Dès les premières pages, elle est silencieusement présente ; c’est son petit-fils, Robert Badinter, qui parle d’elle et c’est à travers les souvenirs et l’amour de Robert que nous la découvrons.
Idiss vivait dans un village de Bessarabie avant de quitter son pays pour aller rejoindre à Paris ses deux fils qui avaient fui avant elle l’antisémitisme violent qui sévissait dans ce pays dans les premières années du XXème siècle.
A Paris, elle connut quelques années de paix avec son mari et ses enfants. Sa fille Charlotte, la mère de Robert, fait une scolarité brillante.
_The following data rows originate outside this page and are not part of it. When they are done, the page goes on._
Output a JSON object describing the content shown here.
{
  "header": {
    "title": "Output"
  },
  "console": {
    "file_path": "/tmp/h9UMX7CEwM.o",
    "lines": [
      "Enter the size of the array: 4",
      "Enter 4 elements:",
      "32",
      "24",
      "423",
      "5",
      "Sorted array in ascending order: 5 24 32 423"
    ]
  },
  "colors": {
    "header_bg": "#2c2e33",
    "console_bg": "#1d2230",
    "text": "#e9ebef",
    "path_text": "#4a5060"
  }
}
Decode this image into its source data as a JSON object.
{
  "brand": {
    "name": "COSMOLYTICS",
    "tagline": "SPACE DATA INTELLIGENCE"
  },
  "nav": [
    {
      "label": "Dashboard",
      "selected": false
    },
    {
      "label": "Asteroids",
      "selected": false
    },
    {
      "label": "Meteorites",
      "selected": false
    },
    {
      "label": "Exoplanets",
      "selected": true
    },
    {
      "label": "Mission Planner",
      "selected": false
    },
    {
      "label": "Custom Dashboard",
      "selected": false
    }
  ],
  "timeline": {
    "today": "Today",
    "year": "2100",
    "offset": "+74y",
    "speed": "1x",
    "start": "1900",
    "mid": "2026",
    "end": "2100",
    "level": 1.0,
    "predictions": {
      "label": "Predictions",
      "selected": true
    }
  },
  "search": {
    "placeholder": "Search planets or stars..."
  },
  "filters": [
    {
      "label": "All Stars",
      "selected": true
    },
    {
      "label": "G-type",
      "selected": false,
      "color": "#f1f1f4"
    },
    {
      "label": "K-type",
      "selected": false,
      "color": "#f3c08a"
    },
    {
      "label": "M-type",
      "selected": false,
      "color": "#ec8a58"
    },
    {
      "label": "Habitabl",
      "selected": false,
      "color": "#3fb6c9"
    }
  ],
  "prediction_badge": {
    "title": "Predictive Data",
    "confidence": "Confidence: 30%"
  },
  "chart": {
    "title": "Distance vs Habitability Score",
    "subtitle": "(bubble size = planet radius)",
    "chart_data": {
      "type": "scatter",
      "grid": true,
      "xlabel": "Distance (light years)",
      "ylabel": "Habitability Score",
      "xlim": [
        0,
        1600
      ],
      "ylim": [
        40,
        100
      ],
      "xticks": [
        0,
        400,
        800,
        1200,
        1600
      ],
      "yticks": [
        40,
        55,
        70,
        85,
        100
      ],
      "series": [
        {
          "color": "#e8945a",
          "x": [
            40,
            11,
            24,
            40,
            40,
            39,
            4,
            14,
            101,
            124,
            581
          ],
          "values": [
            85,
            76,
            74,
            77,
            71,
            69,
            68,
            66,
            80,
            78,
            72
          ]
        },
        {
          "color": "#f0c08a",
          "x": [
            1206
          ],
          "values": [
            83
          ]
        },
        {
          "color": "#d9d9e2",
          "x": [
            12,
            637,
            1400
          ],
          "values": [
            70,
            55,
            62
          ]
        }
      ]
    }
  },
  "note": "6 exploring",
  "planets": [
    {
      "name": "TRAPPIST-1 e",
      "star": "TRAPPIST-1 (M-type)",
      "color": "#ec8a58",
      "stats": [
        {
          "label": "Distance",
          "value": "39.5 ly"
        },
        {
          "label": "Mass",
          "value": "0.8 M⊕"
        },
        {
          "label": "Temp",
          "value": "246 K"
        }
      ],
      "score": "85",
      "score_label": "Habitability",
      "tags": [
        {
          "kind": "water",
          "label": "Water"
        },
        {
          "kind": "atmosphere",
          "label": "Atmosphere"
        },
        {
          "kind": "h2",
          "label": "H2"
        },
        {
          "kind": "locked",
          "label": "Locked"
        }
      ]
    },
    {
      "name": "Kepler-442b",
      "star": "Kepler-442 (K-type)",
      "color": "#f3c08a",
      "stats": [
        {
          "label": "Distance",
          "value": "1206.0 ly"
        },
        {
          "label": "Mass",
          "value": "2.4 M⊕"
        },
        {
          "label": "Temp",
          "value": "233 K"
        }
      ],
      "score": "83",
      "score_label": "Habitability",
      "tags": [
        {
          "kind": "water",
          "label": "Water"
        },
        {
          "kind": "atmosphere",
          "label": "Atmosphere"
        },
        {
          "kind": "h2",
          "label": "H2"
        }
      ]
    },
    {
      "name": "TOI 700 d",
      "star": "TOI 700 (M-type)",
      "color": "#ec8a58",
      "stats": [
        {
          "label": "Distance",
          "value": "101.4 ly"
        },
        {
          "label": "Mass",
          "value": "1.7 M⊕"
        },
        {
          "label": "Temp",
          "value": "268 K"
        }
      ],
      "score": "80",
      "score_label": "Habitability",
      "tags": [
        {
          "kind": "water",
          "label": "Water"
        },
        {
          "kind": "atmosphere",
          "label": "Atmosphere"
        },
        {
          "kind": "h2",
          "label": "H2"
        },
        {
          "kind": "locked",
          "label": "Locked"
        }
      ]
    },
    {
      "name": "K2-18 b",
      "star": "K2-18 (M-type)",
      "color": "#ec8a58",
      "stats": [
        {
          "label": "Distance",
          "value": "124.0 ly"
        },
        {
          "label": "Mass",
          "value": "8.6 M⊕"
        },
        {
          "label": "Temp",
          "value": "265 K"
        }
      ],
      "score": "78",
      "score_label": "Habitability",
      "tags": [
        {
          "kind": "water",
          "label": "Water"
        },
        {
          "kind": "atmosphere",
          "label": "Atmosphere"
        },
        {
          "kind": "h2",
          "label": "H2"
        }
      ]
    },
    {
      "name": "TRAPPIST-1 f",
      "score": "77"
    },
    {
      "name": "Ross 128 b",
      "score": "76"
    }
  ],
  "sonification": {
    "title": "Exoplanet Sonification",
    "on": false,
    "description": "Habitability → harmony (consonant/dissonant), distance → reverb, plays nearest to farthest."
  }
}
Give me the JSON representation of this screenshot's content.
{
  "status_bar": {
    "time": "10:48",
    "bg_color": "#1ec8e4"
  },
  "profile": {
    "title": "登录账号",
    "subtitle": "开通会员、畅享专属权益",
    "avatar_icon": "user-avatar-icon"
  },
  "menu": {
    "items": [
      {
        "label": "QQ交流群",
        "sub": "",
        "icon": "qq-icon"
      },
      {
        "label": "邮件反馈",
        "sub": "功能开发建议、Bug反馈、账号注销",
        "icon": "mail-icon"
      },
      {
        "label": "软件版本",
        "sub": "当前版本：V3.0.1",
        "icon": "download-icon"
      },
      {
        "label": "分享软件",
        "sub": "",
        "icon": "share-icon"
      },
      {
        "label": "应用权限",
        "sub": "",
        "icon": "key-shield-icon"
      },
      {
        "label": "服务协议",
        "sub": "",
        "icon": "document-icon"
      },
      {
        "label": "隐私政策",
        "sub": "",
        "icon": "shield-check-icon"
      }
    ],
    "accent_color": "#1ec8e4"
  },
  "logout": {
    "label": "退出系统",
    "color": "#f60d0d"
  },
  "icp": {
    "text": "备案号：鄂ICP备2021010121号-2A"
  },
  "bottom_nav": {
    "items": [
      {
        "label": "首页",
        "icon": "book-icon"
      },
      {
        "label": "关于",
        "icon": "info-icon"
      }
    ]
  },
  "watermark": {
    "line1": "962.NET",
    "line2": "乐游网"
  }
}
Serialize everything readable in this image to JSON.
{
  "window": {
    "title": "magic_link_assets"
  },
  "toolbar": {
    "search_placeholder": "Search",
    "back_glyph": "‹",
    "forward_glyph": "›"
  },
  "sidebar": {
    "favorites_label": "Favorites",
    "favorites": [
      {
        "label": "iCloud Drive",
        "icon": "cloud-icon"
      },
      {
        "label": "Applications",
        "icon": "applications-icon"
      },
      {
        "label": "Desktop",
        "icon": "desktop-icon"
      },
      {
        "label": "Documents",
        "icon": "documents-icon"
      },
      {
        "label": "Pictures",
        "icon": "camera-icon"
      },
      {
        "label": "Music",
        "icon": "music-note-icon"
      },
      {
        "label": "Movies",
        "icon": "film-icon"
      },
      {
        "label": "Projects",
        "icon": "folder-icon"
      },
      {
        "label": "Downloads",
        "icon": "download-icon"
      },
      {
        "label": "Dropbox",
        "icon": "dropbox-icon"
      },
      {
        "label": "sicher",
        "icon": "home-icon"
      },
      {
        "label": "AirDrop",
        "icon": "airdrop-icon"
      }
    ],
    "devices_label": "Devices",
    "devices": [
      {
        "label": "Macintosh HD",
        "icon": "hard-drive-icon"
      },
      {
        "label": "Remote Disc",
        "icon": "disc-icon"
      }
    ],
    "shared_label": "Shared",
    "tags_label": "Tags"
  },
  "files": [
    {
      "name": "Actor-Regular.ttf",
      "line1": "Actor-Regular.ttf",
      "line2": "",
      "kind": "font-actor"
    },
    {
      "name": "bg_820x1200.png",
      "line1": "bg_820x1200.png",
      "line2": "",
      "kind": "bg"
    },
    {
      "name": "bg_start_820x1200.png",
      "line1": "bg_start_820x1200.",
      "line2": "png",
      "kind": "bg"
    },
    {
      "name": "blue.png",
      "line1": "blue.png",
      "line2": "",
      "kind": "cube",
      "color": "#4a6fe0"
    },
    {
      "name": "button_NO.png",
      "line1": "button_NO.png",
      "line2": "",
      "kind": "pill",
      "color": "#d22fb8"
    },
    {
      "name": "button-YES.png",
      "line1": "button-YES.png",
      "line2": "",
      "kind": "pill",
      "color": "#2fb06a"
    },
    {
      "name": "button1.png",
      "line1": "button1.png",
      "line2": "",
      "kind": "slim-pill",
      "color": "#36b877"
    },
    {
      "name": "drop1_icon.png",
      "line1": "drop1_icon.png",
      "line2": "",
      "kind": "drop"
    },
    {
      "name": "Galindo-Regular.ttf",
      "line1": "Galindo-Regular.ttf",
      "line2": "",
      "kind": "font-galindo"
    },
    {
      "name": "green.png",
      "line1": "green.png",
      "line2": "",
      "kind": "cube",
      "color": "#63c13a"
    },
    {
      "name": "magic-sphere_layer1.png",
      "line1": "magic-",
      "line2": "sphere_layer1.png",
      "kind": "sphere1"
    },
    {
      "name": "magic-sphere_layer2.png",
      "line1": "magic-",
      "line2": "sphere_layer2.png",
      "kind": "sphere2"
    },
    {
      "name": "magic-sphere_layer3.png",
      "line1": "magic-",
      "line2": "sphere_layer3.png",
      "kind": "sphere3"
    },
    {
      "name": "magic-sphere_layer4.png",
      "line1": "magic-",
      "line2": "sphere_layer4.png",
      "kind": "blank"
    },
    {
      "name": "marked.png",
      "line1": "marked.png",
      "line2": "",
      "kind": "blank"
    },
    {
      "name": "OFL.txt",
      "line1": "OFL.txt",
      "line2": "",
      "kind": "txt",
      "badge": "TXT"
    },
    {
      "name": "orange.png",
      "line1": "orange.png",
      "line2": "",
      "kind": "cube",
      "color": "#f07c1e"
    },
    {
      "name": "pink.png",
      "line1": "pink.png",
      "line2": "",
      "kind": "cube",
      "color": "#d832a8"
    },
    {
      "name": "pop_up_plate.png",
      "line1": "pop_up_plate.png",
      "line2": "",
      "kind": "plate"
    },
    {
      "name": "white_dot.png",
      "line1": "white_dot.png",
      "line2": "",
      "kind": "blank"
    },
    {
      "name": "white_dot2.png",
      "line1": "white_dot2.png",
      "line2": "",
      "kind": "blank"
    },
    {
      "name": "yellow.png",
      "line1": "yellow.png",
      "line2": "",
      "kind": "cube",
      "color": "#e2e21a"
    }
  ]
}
L’obtention du certificat d’études donne lieu à une grande fête : c’est le premier diplôme français obtenu par la famille, quelle fierté ! Charlotte épouse Simon en juin 1923 et c’est pour Idiss un grand bonheur. Claude et Robert naîtront de cette union. Le commerce de fourrure est prospère et l’ascension sociale rapide. Toute la famille vénère la République française. Idiss, immensément fière de ses deux petits-fils, très bons élèves, les écoute le soir réciter des poésies françaises qu’elle comprend à peine.
Cette paix retrouvée ne dure pas très longtemps : l’antisémitisme fait rage en France dans l’entre-deux guerres. Puis c’est la guerre, le nazisme triomphant, l’occupation. Idiss voit les soldats allemands passer sous ses fenêtres. On vit dans l’angoisse d’une arrestation.
Il faut partir pour la zone libre. Charlotte est déchirée entre l’amour de sa mère qui ne peut pas quitter Paris (Idiss, atteinte d’un cancer, est près de sa fin) et son devoir de sauver ses fils. Ses proches doivent la forcer à partir.
Aux deux enfants venus lui dire « au revoir », Idiss sourit. Ils ne se reverront pas.
Et Robert Badinter conclut sobrement : « C’était le temps du malheur ».
Qu’ajouter au tragique des faits ?
Ce récit, d’une simplicité absolue, est étonnamment beau.